Text
Da'i Selebriti
MENJADI DAI
alias juru dakwah agama tidaklah mudah.Selain harus menyerukan kebenaran, dai juga dituntut siap menjadi contoh dari nilai-nilai yang didakwahkan. Semua keseharian dai akan menjadi sorotan, perhatian, teladan, dan bahkan menjadi panutan masyarakat.
Dai adalah penerus perjuangan para nabi (warasatul anbiya), perjuangan untuk menyerukan kebenaran, perjuangan untuk menegakkan jaran Islam.
Di tangan para dai masa depan umat Islam dipertaruhkan. Namun bagaimana masa depan umat lslam bila para dai yang muncul adalah dai yang gemar memburu kesenangan dan kenikmatan sesaat? Sekarang, banyak da'i yang gila harta, mematok tarif selangit ketika dimintai nasihat, menjadi juru kampanye dan bahkan mendirikan partai, rajin tampil di televisi, menjadi bintang iklan dan main sinetron.

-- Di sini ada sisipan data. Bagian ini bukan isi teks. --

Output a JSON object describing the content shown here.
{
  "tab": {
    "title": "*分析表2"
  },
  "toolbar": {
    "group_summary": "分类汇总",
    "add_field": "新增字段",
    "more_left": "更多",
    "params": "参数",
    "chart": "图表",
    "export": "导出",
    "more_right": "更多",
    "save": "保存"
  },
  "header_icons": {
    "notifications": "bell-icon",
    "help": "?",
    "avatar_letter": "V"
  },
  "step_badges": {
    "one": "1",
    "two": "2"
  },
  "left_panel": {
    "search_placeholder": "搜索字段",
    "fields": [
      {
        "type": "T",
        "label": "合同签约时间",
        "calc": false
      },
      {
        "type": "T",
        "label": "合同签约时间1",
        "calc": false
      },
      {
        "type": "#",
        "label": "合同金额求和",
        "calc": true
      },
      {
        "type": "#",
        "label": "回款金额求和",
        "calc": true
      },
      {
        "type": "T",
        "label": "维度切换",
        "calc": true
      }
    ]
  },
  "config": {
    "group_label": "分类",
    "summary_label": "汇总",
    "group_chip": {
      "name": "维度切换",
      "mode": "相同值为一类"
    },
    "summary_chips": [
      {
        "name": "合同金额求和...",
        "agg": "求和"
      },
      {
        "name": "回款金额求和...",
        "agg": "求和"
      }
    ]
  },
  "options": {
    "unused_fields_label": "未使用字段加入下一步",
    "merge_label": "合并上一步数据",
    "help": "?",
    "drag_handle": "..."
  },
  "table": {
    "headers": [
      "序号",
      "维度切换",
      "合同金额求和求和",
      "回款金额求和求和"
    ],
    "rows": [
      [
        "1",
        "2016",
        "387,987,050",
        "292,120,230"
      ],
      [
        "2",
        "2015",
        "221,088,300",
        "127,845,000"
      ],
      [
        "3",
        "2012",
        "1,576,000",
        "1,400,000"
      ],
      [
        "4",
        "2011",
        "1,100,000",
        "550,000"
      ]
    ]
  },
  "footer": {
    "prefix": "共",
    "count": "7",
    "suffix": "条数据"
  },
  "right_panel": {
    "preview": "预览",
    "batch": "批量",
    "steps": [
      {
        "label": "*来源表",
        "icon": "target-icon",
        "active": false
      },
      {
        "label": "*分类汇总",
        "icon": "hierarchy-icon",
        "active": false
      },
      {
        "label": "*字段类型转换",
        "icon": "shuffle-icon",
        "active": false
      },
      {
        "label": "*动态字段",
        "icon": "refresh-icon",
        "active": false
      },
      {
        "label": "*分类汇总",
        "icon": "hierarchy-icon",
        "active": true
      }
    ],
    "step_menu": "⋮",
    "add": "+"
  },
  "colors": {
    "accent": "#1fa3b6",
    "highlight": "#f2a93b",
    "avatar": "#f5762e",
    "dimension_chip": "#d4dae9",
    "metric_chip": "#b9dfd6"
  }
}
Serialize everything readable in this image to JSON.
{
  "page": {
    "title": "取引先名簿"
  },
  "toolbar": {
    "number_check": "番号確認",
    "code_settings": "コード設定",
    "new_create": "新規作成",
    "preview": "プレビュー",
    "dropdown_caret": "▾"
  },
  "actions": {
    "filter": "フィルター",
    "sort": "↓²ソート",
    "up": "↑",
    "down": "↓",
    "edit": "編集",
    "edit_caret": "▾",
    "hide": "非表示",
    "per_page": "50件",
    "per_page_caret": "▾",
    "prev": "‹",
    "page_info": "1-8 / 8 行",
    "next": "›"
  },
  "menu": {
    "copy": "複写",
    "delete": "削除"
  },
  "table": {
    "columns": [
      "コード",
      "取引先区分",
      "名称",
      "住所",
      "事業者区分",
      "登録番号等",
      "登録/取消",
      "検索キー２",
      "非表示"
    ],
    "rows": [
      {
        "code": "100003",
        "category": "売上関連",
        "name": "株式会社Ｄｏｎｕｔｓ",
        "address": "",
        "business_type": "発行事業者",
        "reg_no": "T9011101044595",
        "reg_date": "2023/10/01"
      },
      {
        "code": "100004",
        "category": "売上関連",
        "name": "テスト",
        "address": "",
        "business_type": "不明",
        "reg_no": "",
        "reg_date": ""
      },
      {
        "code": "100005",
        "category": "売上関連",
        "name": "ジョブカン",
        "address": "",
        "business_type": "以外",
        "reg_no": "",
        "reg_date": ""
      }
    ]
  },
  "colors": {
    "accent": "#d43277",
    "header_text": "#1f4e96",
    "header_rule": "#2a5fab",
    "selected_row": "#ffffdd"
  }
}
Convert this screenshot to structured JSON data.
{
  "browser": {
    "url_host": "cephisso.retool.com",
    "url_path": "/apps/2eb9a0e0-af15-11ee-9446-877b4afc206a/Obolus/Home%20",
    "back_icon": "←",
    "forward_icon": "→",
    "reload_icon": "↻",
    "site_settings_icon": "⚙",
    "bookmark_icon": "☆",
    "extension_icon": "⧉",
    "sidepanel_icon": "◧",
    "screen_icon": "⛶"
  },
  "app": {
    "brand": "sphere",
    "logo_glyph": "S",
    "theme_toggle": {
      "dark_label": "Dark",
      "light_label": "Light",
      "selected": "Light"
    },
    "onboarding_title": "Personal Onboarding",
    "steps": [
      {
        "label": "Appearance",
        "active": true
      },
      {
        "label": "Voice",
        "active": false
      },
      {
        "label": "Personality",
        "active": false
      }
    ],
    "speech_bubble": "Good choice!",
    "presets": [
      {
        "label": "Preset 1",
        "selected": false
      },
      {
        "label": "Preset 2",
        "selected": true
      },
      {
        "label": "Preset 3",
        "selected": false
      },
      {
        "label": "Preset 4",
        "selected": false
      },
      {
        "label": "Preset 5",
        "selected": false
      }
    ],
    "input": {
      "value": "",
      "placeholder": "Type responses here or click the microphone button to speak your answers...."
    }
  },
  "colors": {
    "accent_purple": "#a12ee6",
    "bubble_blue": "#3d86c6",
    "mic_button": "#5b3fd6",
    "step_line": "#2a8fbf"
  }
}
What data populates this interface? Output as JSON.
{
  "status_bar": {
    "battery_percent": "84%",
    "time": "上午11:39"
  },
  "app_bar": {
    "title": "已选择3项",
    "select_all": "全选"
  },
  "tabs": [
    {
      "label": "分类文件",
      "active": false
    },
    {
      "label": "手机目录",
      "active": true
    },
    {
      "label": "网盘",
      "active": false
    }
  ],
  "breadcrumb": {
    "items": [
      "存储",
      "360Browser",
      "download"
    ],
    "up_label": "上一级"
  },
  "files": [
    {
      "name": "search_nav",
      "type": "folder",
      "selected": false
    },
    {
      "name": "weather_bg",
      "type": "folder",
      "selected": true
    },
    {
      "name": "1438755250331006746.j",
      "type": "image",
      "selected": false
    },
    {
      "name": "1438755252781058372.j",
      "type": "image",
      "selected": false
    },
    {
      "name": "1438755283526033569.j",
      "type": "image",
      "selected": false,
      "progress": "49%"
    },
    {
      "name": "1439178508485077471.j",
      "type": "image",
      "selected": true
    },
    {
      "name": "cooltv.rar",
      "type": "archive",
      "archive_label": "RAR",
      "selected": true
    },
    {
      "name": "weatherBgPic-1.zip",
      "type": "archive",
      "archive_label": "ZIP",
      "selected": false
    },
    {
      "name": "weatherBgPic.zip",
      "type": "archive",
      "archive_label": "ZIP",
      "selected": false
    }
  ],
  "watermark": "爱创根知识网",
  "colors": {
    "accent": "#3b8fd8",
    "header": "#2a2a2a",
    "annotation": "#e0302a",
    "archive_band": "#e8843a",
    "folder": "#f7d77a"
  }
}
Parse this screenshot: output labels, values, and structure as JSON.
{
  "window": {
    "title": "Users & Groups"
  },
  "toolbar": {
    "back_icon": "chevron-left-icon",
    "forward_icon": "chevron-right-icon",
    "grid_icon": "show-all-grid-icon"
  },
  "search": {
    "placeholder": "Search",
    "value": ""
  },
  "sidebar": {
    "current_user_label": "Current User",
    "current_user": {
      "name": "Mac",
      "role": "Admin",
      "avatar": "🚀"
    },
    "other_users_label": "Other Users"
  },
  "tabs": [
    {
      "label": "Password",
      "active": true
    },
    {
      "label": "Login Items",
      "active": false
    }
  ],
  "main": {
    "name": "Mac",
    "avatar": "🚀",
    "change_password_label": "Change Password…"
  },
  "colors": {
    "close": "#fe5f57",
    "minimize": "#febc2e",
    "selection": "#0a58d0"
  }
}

Ada lagi doi yang lahir karena audisi di televisi, dipilih melalui SMS. Mereka dicetak dalan waktu yang amat singkat. Tujuan utamanya juga bukan untuk mencetak da'i, melainkan membuat hiburan dengan selubung dai.
Antara da’i dan selebriti sekarang ini hampir tidak ada bedanya. Buku ini tidak dimaksudkan untuk mengolok-olok, menjelek-jelekkan, atau membuka aib dan borok da'i.Buku ini hanya berusaha mengajak pembaca untuk merenung sejenak tentang keanehan-keanehan kehidupan di era sekarang, khususnya kehidupan para da'i.